At this time, it was found that the proximal distal segments were well related and attention was directed to the symphysis area of the mandible. Local anesthetic 2% Xylocaine with 1:100,000 epinephrine had been infiltrated into the symphysis to provide proper hemostasis. Utilizing a #15 Bard-Parker blade, an incision was made in the greatest depth of the buccal mucosal fold going from the right canine to the left canine. Dissection was carried off the inferior symphysis of the mandible to expose the symphysis, going from the mental foramen on the right side to the mental foramen on the left.

Care was taken to protect the mental nerve exiting from the mental foramen. Dissection was carried underneath the inferior border and a small malleable retractor was placed. A 701 fissure bur was then used to make a transosseous hole in the midline both superiorly and inferiorly to the osteotomy cut. Now, utilizing the reciprocating saw, a horizontal osteotomy cut was made approximately 5 mm below the exit of the mental foramen in a horizontal dimension on both the right and left side across the symphysis of the mandible. The horizontal osteotomy was then advanced anteriorly. A few fibers of the genioglossus, geniohyoid needed to be removed for free advancement. A wire pass bur was then used to place three transosseous holes through the buckle cortex of the superior part of the mandible and through the lingual cortex laterally of the horizontal osteotomy segment. A baby awl from an external approach was used to place the circummandibular wire to the midline of the symphysis, which was used to suspend the horizontal osteotomy segment. This was passed transorally. A wire pass bur was then used to pass this hole through the buccal part of the cortex for suspension purposes.

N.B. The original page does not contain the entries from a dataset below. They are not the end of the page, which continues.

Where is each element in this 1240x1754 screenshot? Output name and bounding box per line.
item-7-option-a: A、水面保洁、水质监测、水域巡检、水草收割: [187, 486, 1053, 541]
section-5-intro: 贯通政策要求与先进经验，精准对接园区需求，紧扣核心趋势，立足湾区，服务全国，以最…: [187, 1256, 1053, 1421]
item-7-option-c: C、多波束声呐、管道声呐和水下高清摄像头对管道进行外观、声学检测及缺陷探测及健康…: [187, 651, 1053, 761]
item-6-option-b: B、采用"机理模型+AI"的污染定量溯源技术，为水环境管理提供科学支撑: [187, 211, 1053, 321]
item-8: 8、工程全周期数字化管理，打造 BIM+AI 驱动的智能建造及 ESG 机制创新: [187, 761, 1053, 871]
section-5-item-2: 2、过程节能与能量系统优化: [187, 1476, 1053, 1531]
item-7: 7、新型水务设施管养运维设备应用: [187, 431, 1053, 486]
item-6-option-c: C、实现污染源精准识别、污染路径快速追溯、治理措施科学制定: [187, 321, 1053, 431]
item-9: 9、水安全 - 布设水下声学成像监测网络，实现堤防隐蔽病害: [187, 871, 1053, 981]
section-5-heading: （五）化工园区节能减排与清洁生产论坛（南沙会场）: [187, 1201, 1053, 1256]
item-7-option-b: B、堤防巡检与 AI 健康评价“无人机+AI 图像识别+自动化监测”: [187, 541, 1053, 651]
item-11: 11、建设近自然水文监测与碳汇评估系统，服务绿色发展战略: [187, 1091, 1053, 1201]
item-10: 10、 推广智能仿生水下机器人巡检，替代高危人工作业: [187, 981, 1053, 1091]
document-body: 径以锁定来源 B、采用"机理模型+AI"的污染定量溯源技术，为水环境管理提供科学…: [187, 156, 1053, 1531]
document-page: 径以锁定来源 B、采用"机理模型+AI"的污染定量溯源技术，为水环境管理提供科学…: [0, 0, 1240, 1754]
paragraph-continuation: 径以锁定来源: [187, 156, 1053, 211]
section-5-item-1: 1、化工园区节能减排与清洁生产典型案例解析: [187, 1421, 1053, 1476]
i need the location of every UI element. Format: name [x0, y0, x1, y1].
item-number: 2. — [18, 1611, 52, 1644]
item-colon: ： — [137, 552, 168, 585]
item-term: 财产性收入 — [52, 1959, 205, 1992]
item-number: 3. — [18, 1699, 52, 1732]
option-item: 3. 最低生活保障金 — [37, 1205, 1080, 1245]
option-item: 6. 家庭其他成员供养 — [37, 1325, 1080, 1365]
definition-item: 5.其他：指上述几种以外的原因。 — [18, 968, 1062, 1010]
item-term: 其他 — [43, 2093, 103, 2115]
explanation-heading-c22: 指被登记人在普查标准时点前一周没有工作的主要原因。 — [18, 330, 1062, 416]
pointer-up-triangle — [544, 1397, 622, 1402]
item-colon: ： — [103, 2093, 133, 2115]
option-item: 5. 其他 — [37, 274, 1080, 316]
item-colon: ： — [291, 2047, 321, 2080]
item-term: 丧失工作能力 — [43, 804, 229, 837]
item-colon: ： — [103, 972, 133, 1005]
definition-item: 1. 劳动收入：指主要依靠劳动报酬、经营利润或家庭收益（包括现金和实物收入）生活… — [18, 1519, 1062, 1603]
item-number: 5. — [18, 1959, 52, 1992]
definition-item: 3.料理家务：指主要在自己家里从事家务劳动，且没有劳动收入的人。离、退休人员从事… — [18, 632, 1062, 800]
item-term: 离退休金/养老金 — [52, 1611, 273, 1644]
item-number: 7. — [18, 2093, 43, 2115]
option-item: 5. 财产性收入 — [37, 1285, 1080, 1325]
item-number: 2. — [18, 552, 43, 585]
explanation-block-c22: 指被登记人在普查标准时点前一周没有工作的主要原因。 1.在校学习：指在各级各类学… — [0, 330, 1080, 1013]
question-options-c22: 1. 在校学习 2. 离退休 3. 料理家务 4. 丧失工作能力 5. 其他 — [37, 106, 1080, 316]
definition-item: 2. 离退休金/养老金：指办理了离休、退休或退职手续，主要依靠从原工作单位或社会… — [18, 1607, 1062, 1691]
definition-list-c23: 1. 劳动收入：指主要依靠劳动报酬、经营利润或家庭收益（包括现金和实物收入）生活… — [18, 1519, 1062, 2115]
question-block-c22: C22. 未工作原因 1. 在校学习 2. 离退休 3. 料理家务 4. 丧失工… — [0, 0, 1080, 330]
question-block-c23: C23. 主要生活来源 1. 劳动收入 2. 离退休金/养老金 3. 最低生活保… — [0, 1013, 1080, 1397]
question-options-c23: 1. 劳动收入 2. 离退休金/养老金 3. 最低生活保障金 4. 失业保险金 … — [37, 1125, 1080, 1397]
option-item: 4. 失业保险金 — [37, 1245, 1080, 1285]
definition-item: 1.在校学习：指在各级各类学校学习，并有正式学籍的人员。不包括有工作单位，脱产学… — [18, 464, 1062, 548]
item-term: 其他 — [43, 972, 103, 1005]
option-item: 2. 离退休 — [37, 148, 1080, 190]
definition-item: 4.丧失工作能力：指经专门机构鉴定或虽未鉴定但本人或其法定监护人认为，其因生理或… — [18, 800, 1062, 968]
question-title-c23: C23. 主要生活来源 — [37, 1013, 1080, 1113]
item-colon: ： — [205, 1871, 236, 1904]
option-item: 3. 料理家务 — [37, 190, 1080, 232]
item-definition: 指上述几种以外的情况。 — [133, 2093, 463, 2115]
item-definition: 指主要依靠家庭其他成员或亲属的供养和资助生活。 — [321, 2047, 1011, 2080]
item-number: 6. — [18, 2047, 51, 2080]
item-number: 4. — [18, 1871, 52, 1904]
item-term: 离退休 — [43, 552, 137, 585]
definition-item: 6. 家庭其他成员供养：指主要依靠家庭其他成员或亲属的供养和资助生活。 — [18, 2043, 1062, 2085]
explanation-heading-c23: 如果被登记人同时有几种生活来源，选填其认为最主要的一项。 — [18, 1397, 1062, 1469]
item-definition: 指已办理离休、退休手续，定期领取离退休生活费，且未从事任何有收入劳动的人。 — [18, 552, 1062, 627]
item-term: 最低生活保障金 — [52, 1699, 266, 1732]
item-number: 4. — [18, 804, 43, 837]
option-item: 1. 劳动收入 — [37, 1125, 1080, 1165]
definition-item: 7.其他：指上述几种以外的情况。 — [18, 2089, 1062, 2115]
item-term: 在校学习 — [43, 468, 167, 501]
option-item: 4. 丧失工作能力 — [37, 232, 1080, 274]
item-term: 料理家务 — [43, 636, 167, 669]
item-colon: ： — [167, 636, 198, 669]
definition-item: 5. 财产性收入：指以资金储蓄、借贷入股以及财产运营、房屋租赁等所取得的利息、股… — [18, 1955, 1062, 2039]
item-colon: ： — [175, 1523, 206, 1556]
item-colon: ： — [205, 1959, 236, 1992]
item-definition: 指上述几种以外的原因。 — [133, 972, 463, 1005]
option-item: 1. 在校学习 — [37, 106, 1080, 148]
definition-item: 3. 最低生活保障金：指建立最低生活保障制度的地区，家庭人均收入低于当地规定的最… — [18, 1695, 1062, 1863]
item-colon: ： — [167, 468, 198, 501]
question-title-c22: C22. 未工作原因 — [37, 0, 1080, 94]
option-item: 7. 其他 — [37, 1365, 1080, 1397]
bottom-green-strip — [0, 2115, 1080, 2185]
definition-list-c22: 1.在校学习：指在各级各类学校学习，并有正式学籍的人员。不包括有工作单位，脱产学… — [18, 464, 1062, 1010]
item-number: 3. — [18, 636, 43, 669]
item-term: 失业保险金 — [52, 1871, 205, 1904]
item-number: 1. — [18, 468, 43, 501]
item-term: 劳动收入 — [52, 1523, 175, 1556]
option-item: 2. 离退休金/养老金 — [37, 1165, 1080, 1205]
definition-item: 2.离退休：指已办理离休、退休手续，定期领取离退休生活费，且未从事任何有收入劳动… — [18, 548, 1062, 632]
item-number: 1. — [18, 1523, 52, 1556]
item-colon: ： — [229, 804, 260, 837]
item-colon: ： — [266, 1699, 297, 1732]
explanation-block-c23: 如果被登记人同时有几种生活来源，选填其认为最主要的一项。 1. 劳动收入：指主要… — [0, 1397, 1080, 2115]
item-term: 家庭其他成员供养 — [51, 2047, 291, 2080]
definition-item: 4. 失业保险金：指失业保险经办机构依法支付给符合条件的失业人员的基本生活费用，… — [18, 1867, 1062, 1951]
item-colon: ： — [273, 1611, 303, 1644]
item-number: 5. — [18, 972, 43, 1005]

At this time, the horizontal osteotomy segment was advanced to 7 mm as predicted by prediction analysis and was secured by the midline circummandibular wire. The two lateral wires were then tightened to securely stabilize the advanced horizontal osteotomy segment. Care was taken to maintain the symmetry of the horizontal osteotomy segment. At this time, it was found that the horizontal osteotomy segment was well related. The surgical site was then irrigated with copious amounts of sterile water. The muscle closure was then accomplished by the use of interrupted 3-0 chromic suture. Mucosal closure was accomplished by interrupted continuous running 3-0 chromic suture.

Attention was directed to the ramus area on both right and the left side. The area was irrigated with copious amounts of normal saline. A medium Hemovac drain was then placed into the osteotomy sites bilaterally. Mucosa was closed by use of interrupted and continuous running 3-0 chromic suture in a watertight closure. Once this was accomplished, the Hemovac drain was then activated to constant suction. Sponge count and needle count were correct at the termination of the operation. Blood loss for the procedure was approximately 150 mL. The patient was administered 1 gram of Kefzol and 10 mg of dexamethasone at the beginning of the operation. The patient was extubated in the operating room and transferred to the recovery area in stable condition.